- by foxnews
- 16 Jan 2025
"Spencer was like, 'Grab anything you want to keep,' and I was like, 'How do you choose?' My brain actually stopped working because I was so overwhelmed with so many things you can't replace. So I grabbed my kids' teddy bears," Montag said through tears.
The couple say their home and possessions were uninsured, and noted they were one of many Southern California residents who were dropped from their policy.
As Montag explained to the outlet, "We were 'house poor' as they call it. We have a house, and everything else is a hustle, is a grind, so we're definitely counting every dollar that we make."
"The fan support has been such a light in such a darkness for us, and it's life-changing," Montag said.
Not everyone was as kind in the comments on the couple's interview, however.
"Buy another house. Stop crying," one person wrote on "Good Morning America's" Instagram page.
"He's wearing a Heidi shirt," another wrote, calling it "shameless promotion during the worst imaginable tragedy, they'll never change sorry not sorry."
Many echoed this sentiment, saying, "This is so sad, but there's so many people that lost everything not just celebrities. come on people interview anybody but celebrities!!"
"They are so different now.

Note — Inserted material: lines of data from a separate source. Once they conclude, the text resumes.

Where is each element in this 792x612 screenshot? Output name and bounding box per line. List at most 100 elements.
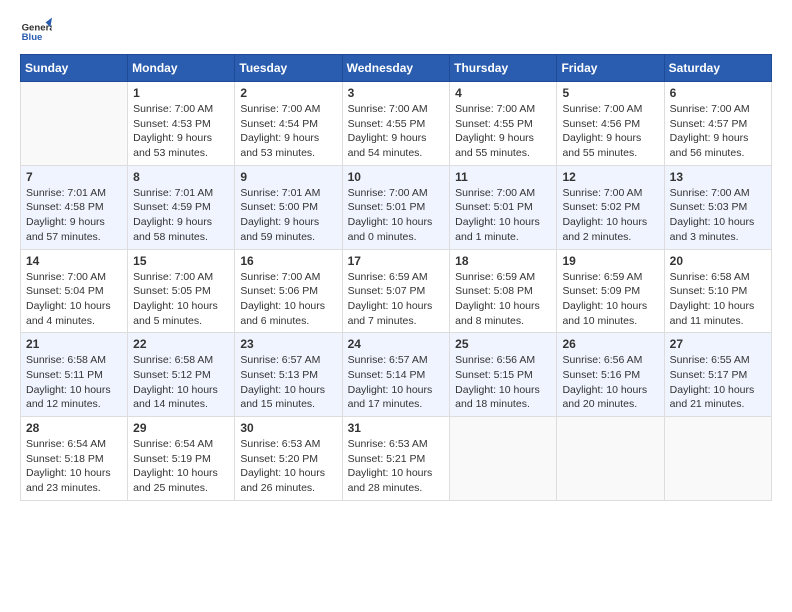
day-detail: Sunrise: 6:58 AM Sunset: 5:10 PM Dayligh… — [670, 270, 766, 329]
day-detail: Sunrise: 7:00 AM Sunset: 4:53 PM Dayligh… — [133, 102, 229, 161]
day-number: 2 — [240, 86, 336, 100]
day-detail: Sunrise: 7:01 AM Sunset: 5:00 PM Dayligh… — [240, 186, 336, 245]
day-detail: Sunrise: 6:54 AM Sunset: 5:18 PM Dayligh… — [26, 437, 122, 496]
day-number: 22 — [133, 337, 229, 351]
calendar-cell: 22 Sunrise: 6:58 AM Sunset: 5:12 PM Dayli… — [128, 333, 235, 417]
day-number: 10 — [348, 170, 445, 184]
calendar-cell: 20 Sunrise: 6:58 AM Sunset: 5:10 PM Dayli… — [664, 249, 771, 333]
day-detail: Sunrise: 6:59 AM Sunset: 5:07 PM Dayligh… — [348, 270, 445, 329]
calendar-cell: 29Sunrise: 6:54 AM Sunset: 5:19 PM Dayli… — [128, 417, 235, 501]
day-number: 15 — [133, 254, 229, 268]
day-number: 23 — [240, 337, 336, 351]
calendar-cell: 8 Sunrise: 7:01 AM Sunset: 4:59 PM Daylig… — [128, 165, 235, 249]
calendar-cell: 12 Sunrise: 7:00 AM Sunset: 5:02 PM Dayli… — [557, 165, 664, 249]
day-number: 8 — [133, 170, 229, 184]
calendar-cell: 9 Sunrise: 7:01 AM Sunset: 5:00 PM Daylig… — [235, 165, 342, 249]
day-number: 6 — [670, 86, 766, 100]
day-number: 9 — [240, 170, 336, 184]
calendar-cell: 11 Sunrise: 7:00 AM Sunset: 5:01 PM Dayli… — [450, 165, 557, 249]
day-number: 25 — [455, 337, 551, 351]
day-detail: Sunrise: 7:00 AM Sunset: 5:01 PM Dayligh… — [455, 186, 551, 245]
day-detail: Sunrise: 7:00 AM Sunset: 4:54 PM Dayligh… — [240, 102, 336, 161]
week-row-3: 21Sunrise: 6:58 AM Sunset: 5:11 PM Dayli… — [21, 333, 772, 417]
day-detail: Sunrise: 6:54 AM Sunset: 5:19 PM Dayligh… — [133, 437, 229, 496]
header-friday: Friday — [557, 55, 664, 82]
day-number: 1 — [133, 86, 229, 100]
week-row-4: 28 Sunrise: 6:54 AM Sunset: 5:18 PM Dayli… — [21, 417, 772, 501]
week-row-2: 14 Sunrise: 7:00 AM Sunset: 5:04 PM Dayli… — [21, 249, 772, 333]
day-detail: Sunrise: 6:58 AM Sunset: 5:12 PM Dayligh… — [133, 353, 229, 412]
day-detail: Sunrise: 6:59 AM Sunset: 5:09 PM Dayligh… — [562, 270, 658, 329]
calendar-cell: 1 Sunrise: 7:00 AM Sunset: 4:53 PM Daylig… — [128, 82, 235, 166]
day-detail: Sunrise: 7:00 AM Sunset: 5:03 PM Dayligh… — [670, 186, 766, 245]
day-number: 20 — [670, 254, 766, 268]
calendar-cell — [450, 417, 557, 501]
day-detail: Sunrise: 7:00 AM Sunset: 5:02 PM Dayligh… — [562, 186, 658, 245]
calendar-header-row: SundayMondayTuesdayWednesdayThursdayFrid… — [21, 55, 772, 82]
calendar-cell: 19Sunrise: 6:59 AM Sunset: 5:09 PM Dayli… — [557, 249, 664, 333]
day-detail: Sunrise: 7:01 AM Sunset: 4:59 PM Dayligh… — [133, 186, 229, 245]
day-detail: Sunrise: 7:00 AM Sunset: 5:06 PM Dayligh… — [240, 270, 336, 329]
calendar-cell — [664, 417, 771, 501]
calendar-cell — [557, 417, 664, 501]
day-number: 30 — [240, 421, 336, 435]
day-detail: Sunrise: 6:53 AM Sunset: 5:21 PM Dayligh… — [348, 437, 445, 496]
day-number: 13 — [670, 170, 766, 184]
svg-text:Blue: Blue — [22, 32, 43, 43]
calendar-cell: 25 Sunrise: 6:56 AM Sunset: 5:15 PM Dayli… — [450, 333, 557, 417]
day-number: 28 — [26, 421, 122, 435]
day-detail: Sunrise: 6:55 AM Sunset: 5:17 PM Dayligh… — [670, 353, 766, 412]
day-detail: Sunrise: 7:01 AM Sunset: 4:58 PM Dayligh… — [26, 186, 122, 245]
calendar-cell: 3Sunrise: 7:00 AM Sunset: 4:55 PM Daylig… — [342, 82, 450, 166]
header-saturday: Saturday — [664, 55, 771, 82]
day-detail: Sunrise: 7:00 AM Sunset: 4:55 PM Dayligh… — [455, 102, 551, 161]
day-number: 12 — [562, 170, 658, 184]
calendar-cell: 28 Sunrise: 6:54 AM Sunset: 5:18 PM Dayli… — [21, 417, 128, 501]
calendar-cell: 30 Sunrise: 6:53 AM Sunset: 5:20 PM Dayli… — [235, 417, 342, 501]
calendar-cell: 24 Sunrise: 6:57 AM Sunset: 5:14 PM Dayli… — [342, 333, 450, 417]
day-number: 14 — [26, 254, 122, 268]
calendar-cell: 21Sunrise: 6:58 AM Sunset: 5:11 PM Dayli… — [21, 333, 128, 417]
day-number: 24 — [348, 337, 445, 351]
day-detail: Sunrise: 6:57 AM Sunset: 5:13 PM Dayligh… — [240, 353, 336, 412]
week-row-0: 1 Sunrise: 7:00 AM Sunset: 4:53 PM Daylig… — [21, 82, 772, 166]
day-detail: Sunrise: 7:00 AM Sunset: 5:05 PM Dayligh… — [133, 270, 229, 329]
calendar-cell: 16Sunrise: 7:00 AM Sunset: 5:06 PM Dayli… — [235, 249, 342, 333]
day-detail: Sunrise: 6:56 AM Sunset: 5:16 PM Dayligh… — [562, 353, 658, 412]
calendar-cell: 13 Sunrise: 7:00 AM Sunset: 5:03 PM Dayli… — [664, 165, 771, 249]
day-number: 27 — [670, 337, 766, 351]
calendar-cell: 10 Sunrise: 7:00 AM Sunset: 5:01 PM Dayli… — [342, 165, 450, 249]
day-number: 31 — [348, 421, 445, 435]
calendar-cell: 6 Sunrise: 7:00 AM Sunset: 4:57 PM Daylig… — [664, 82, 771, 166]
day-number: 3 — [348, 86, 445, 100]
calendar-table: SundayMondayTuesdayWednesdayThursdayFrid… — [20, 54, 772, 501]
header-monday: Monday — [128, 55, 235, 82]
day-detail: Sunrise: 6:56 AM Sunset: 5:15 PM Dayligh… — [455, 353, 551, 412]
calendar-cell: 15 Sunrise: 7:00 AM Sunset: 5:05 PM Dayli… — [128, 249, 235, 333]
day-detail: Sunrise: 7:00 AM Sunset: 4:56 PM Dayligh… — [562, 102, 658, 161]
day-detail: Sunrise: 6:58 AM Sunset: 5:11 PM Dayligh… — [26, 353, 122, 412]
calendar-cell: 2 Sunrise: 7:00 AM Sunset: 4:54 PM Daylig… — [235, 82, 342, 166]
day-number: 4 — [455, 86, 551, 100]
day-detail: Sunrise: 7:00 AM Sunset: 5:01 PM Dayligh… — [348, 186, 445, 245]
day-detail: Sunrise: 6:53 AM Sunset: 5:20 PM Dayligh… — [240, 437, 336, 496]
day-detail: Sunrise: 6:57 AM Sunset: 5:14 PM Dayligh… — [348, 353, 445, 412]
calendar-cell: 17 Sunrise: 6:59 AM Sunset: 5:07 PM Dayli… — [342, 249, 450, 333]
day-number: 11 — [455, 170, 551, 184]
calendar-cell: 14 Sunrise: 7:00 AM Sunset: 5:04 PM Dayli… — [21, 249, 128, 333]
day-number: 17 — [348, 254, 445, 268]
week-row-1: 7 Sunrise: 7:01 AM Sunset: 4:58 PM Daylig… — [21, 165, 772, 249]
day-detail: Sunrise: 7:00 AM Sunset: 4:57 PM Dayligh… — [670, 102, 766, 161]
calendar-cell: 5 Sunrise: 7:00 AM Sunset: 4:56 PM Daylig… — [557, 82, 664, 166]
day-number: 7 — [26, 170, 122, 184]
header-sunday: Sunday — [21, 55, 128, 82]
calendar-cell: 26Sunrise: 6:56 AM Sunset: 5:16 PM Dayli… — [557, 333, 664, 417]
calendar-cell: 23 Sunrise: 6:57 AM Sunset: 5:13 PM Dayli… — [235, 333, 342, 417]
calendar-cell: 18Sunrise: 6:59 AM Sunset: 5:08 PM Dayli… — [450, 249, 557, 333]
day-number: 5 — [562, 86, 658, 100]
day-number: 18 — [455, 254, 551, 268]
header-thursday: Thursday — [450, 55, 557, 82]
calendar-cell: 27 Sunrise: 6:55 AM Sunset: 5:17 PM Dayli… — [664, 333, 771, 417]
calendar-cell — [21, 82, 128, 166]
day-detail: Sunrise: 7:00 AM Sunset: 5:04 PM Dayligh… — [26, 270, 122, 329]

Humble & relatable!" one person said.
"Me being Spencer and Heidi's biggest fan was not on 2025 BINGO card but here we are," added another.
"It's a place that you love, that you live, that's a refuge from the world and to have that be gone is a really difficult concept to continue to daily deal with," Montag said as she teared up again.
"I feel like a ghost. I don't have a single photo now before an iPhone existed," Pratt said. "I don't have any of the dumb little things that are on your shelves. They're all gone. Not a single, nothing."